42 of 61 GIANT windows fall in the pre-crossing heliosheath (2011) and the crossing year (2012). The 2013 ISM entry produces complete suppression (0 GIANT windows). ISM-phase GIANT excursions (2014–2016) are sporadic and structurally unrelated to the crossing — they likely reflect localised ISM turbulence events. The temporal clustering of GIANT windows around 2011–2012 directly confirms Proposition 3: boundary-adjacent classes cluster near the physical boundary.

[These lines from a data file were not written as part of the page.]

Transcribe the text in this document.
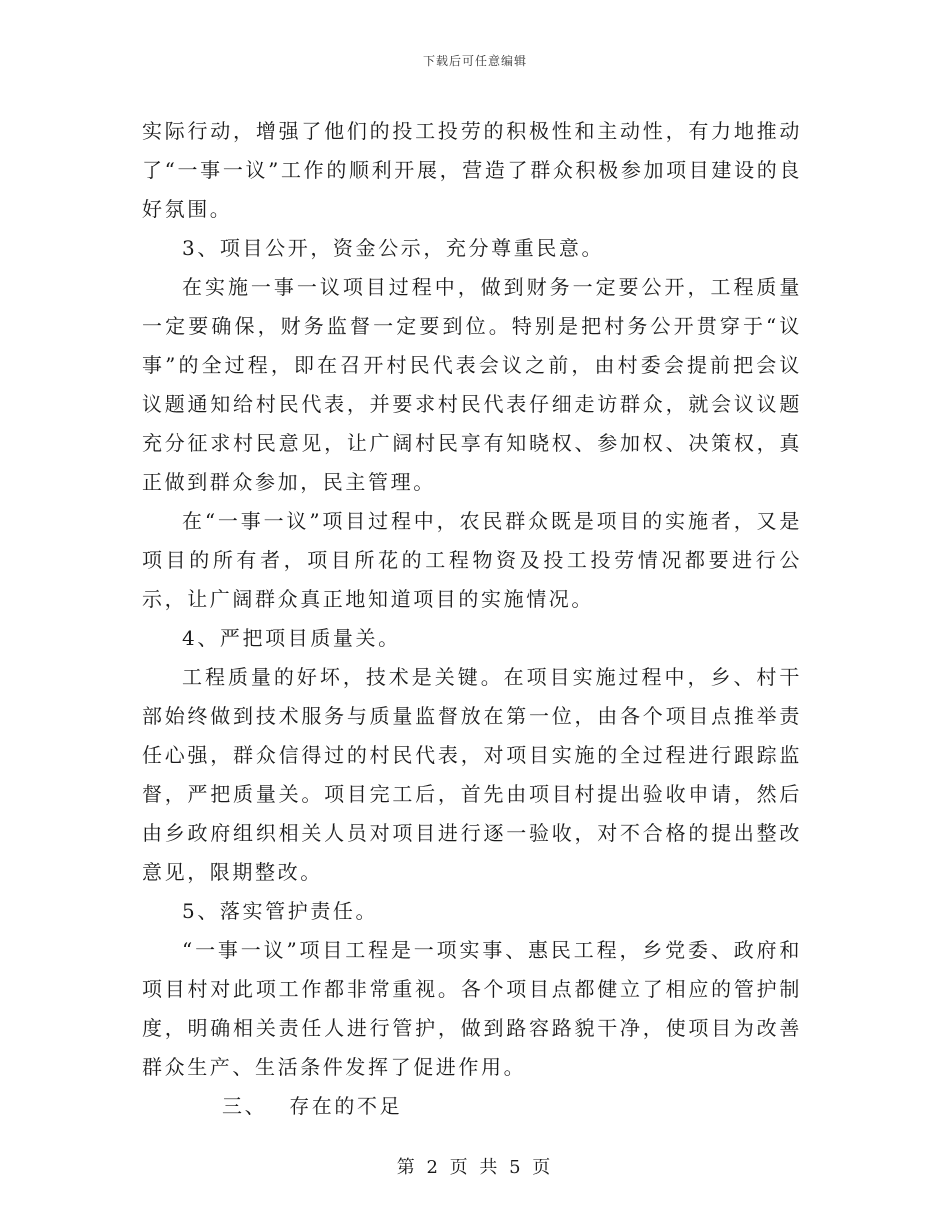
下载后可任意编辑

实际行动，增强了他们的投工投劳的积极性和主动性，有力地推动了“一事一议”工作的顺利开展，营造了群众积极参加项目建设的良好氛围。

3、项目公开，资金公示，充分尊重民意。

在实施一事一议项目过程中，做到财务一定要公开，工程质量一定要确保，财务监督一定要到位。特别是把村务公开贯穿于“议事”的全过程，即在召开村民代表会议之前，由村委会提前把会议议题通知给村民代表，并要求村民代表仔细走访群众，就会议议题充分征求村民意见，让广阔村民享有知晓权、参加权、决策权，真正做到群众参加，民主管理。

在“一事一议”项目过程中，农民群众既是项目的实施者，又是项目的所有者，项目所花的工程物资及投工投劳情况都要进行公示，让广阔群众真正地知道项目的实施情况。

4、严把项目质量关。

工程质量的好坏，技术是关键。在项目实施过程中，乡、村干部始终做到技术服务与质量监督放在第一位，由各个项目点推举责任心强，群众信得过的村民代表，对项目实施的全过程进行跟踪监督，严把质量关。项目完工后，首先由项目村提出验收申请，然后由乡政府组织相关人员对项目进行逐一验收，对不合格的提出整改意见，限期整改。

5、落实管护责任。

“一事一议”项目工程是一项实事、惠民工程，乡党委、政府和项目村对此项工作都非常重视。各个项目点都健立了相应的管护制度，明确相关责任人进行管护，做到路容路貌干净，使项目为改善群众生产、生活条件发挥了促进作用。

三、 存在的不足

第 2 页 共 5 页
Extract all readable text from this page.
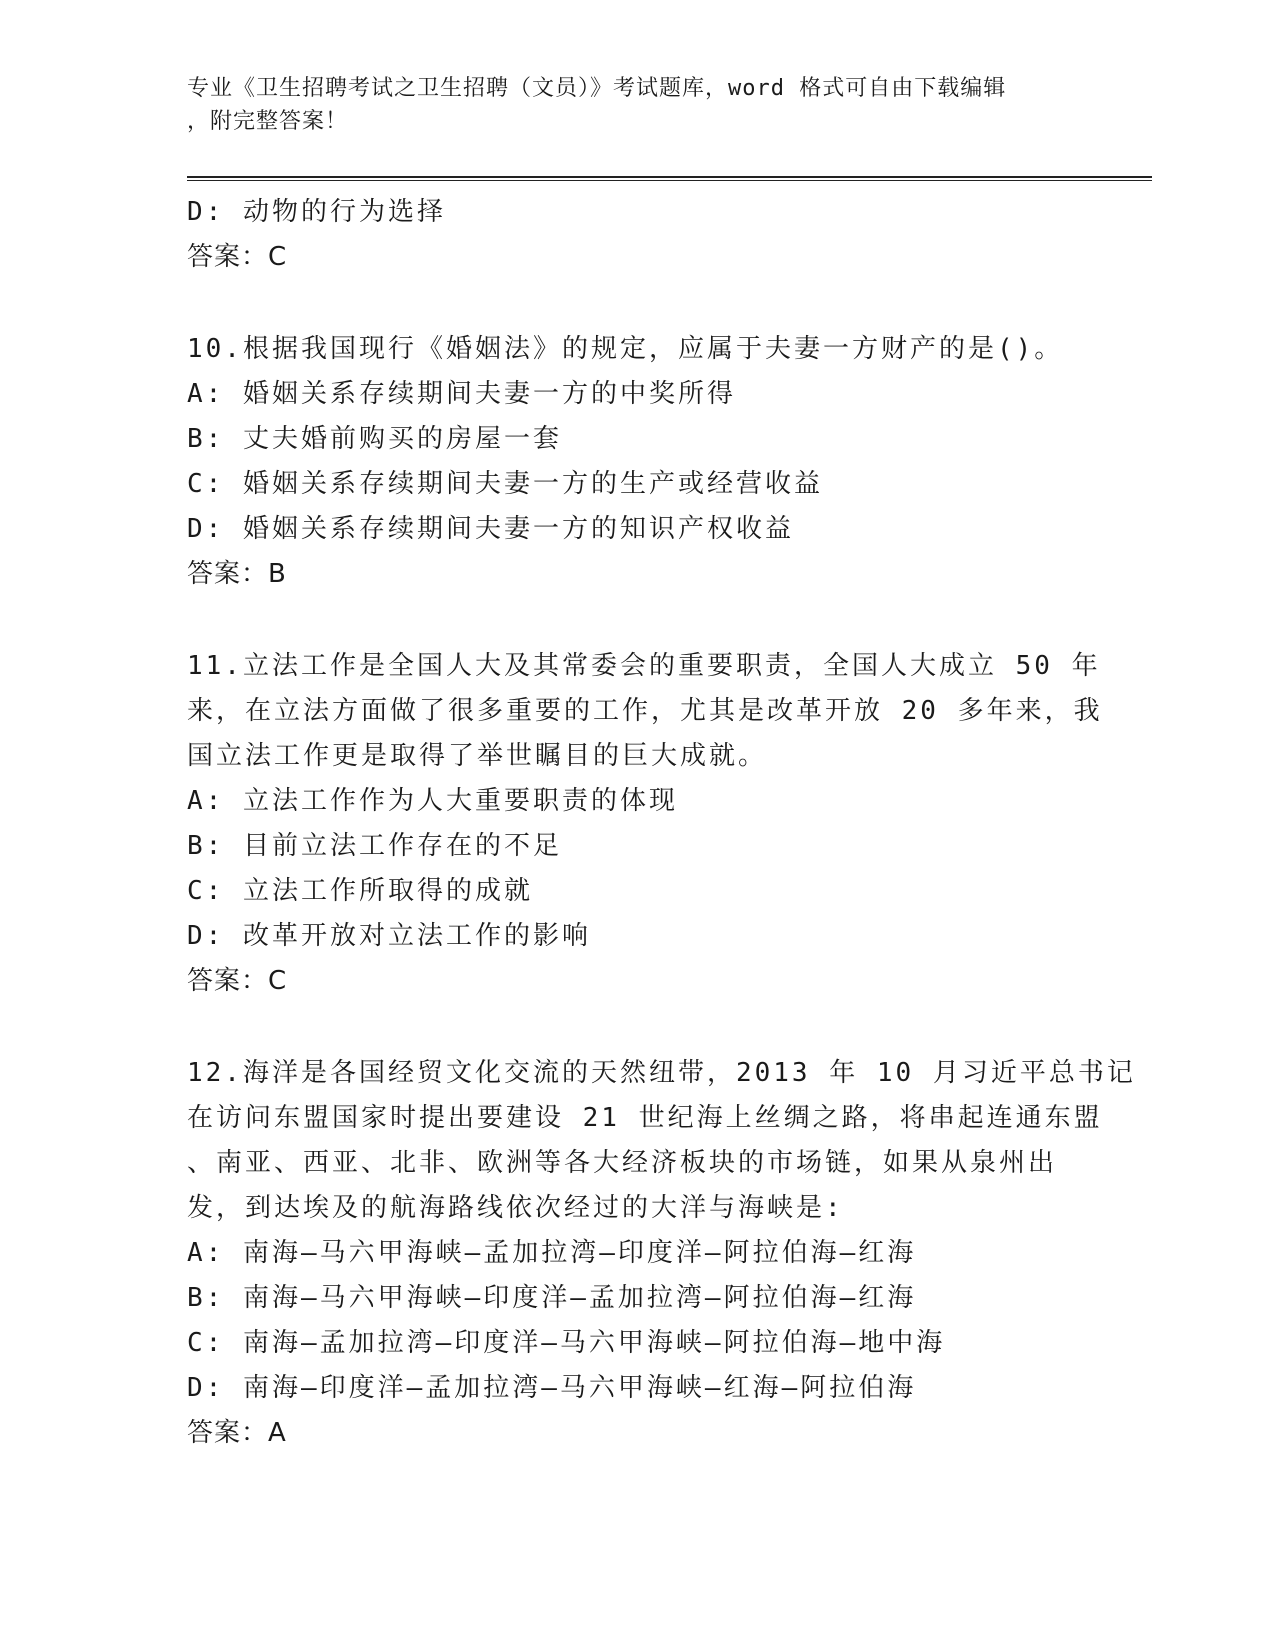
专业《卫生招聘考试之卫生招聘（文员）》考试题库，word 格式可自由下载编辑
，附完整答案！
D: 动物的行为选择
答案：C
10.根据我国现行《婚姻法》的规定，应属于夫妻一方财产的是()。
A: 婚姻关系存续期间夫妻一方的中奖所得
B: 丈夫婚前购买的房屋一套
C: 婚姻关系存续期间夫妻一方的生产或经营收益
D: 婚姻关系存续期间夫妻一方的知识产权收益
答案：B
11.立法工作是全国人大及其常委会的重要职责，全国人大成立 50 年
来，在立法方面做了很多重要的工作，尤其是改革开放 20 多年来，我
国立法工作更是取得了举世瞩目的巨大成就。
A: 立法工作作为人大重要职责的体现
B: 目前立法工作存在的不足
C: 立法工作所取得的成就
D: 改革开放对立法工作的影响
答案：C
12.海洋是各国经贸文化交流的天然纽带，2013 年 10 月习近平总书记
在访问东盟国家时提出要建设 21 世纪海上丝绸之路，将串起连通东盟
、南亚、西亚、北非、欧洲等各大经济板块的市场链，如果从泉州出
发，到达埃及的航海路线依次经过的大洋与海峡是:
A: 南海—马六甲海峡—孟加拉湾—印度洋—阿拉伯海—红海
B: 南海—马六甲海峡—印度洋—孟加拉湾—阿拉伯海—红海
C: 南海—孟加拉湾—印度洋—马六甲海峡—阿拉伯海—地中海
D: 南海—印度洋—孟加拉湾—马六甲海峡—红海—阿拉伯海
答案：A
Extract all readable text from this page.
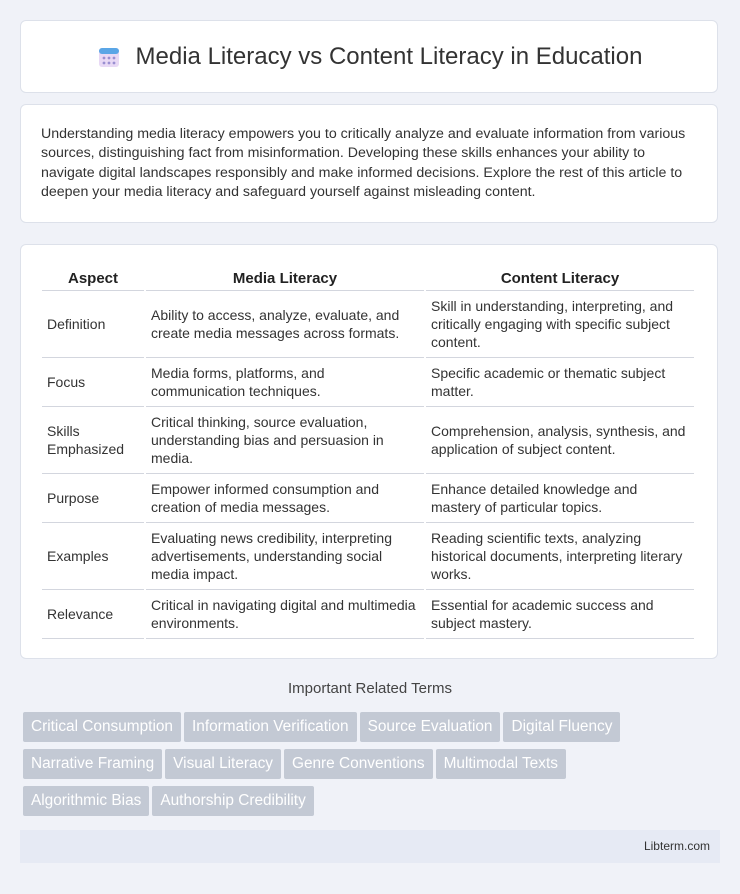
Media Literacy vs Content Literacy in Education

Understanding media literacy empowers you to critically analyze and evaluate information from various sources, distinguishing fact from misinformation. Developing these skills enhances your ability to navigate digital landscapes responsibly and make informed decisions. Explore the rest of this article to deepen your media literacy and safeguard yourself against misleading content.

Aspect	Media Literacy	Content Literacy
Definition	Ability to access, analyze, evaluate, and create media messages across formats.	Skill in understanding, interpreting, and critically engaging with specific subject content.
Focus	Media forms, platforms, and communication techniques.	Specific academic or thematic subject matter.
Skills Emphasized	Critical thinking, source evaluation, understanding bias and persuasion in media.	Comprehension, analysis, synthesis, and application of subject content.
Purpose	Empower informed consumption and creation of media messages.	Enhance detailed knowledge and mastery of particular topics.
Examples	Evaluating news credibility, interpreting advertisements, understanding social media impact.	Reading scientific texts, analyzing historical documents, interpreting literary works.
Relevance	Critical in navigating digital and multimedia environments.	Essential for academic success and subject mastery.
Important Related Terms
Critical Consumption Information Verification Source Evaluation Digital Fluency
Narrative Framing Visual Literacy Genre Conventions Multimodal Texts
Algorithmic Bias Authorship Credibility
Libterm.com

A single HARD_FRAGMENTATION window occurs in April 2011 (window index 27, samples 6912–7936), with GR = 0.975 and 4 isolated vertices — the only Theorem 1 trigger in the corpus. This isolated anomaly likely reflects a local MAG measurement event (field rotation, data quality gap, or extreme compression). It does not constitute a systematic HARD classification and should not be interpreted as structural evidence for |B| being a discrete-regime observable.
DLCP Instantiation — Proposition System Status
Cross-Trajectory Comparison
The manuscript's Prediction 1 stated: "For any independent trajectory through the heliosheath, each observable will remain confined to a fixed realizability class." Voyager 1 |B| achieves 97.4% FULL conformance across 3 500 windows — confirming the prediction on a different spacecraft, different observable type, and a trajectory that extends through and beyond the heliopause into the ISM.
The Voyager 2 plasma κ range is 82–2 215 (plasma observables). The Voyager 1 MAG |B| κ range is 536–461 575 — structurally distinct by a factor of ~200 in amplitude. The directional trend is also opposite: Voyager 2 plasma shows declining κ approaching the crossing; Voyager 1 MAG shows minimum κ at the crossing followed by a ×2 ISM jump. These trajectories are not identical — confirming Prediction 2 (metric non-universality) and demonstrating that different heliospheric corridors and different observables trace distinct paths in ℳadm while sharing dominant-class membership.
DLCP Protocol — Voyager 1 Instantiation
Voyager 1 PLS plasma data (V, T, w, ρ) is severely degraded near the heliopause.
The MAG 48 s primary dataset provides a continuous, calibrated time series through and beyond
the crossing. This analysis uses |B| = sqrt(B1² + B2² + B3²) with zero-plateau
rejection (> 0) and physical range filtering (< 10 nT).
No synthetic reconstruction, interpolation, or cross-instrument blending is applied.
Voyager 2 used plasma observables (V, T, w, ρ). Voyager 1 uses the magnetic field |B|. The comparison between trajectories is therefore valid at the level of UNNS realizability structure (class membership, κ behaviour, boundary-approach dynamics) but not at the level of absolute coordinate values. The κconn scales for magnetic ladders and plasma ladders are not directly comparable in magnitude.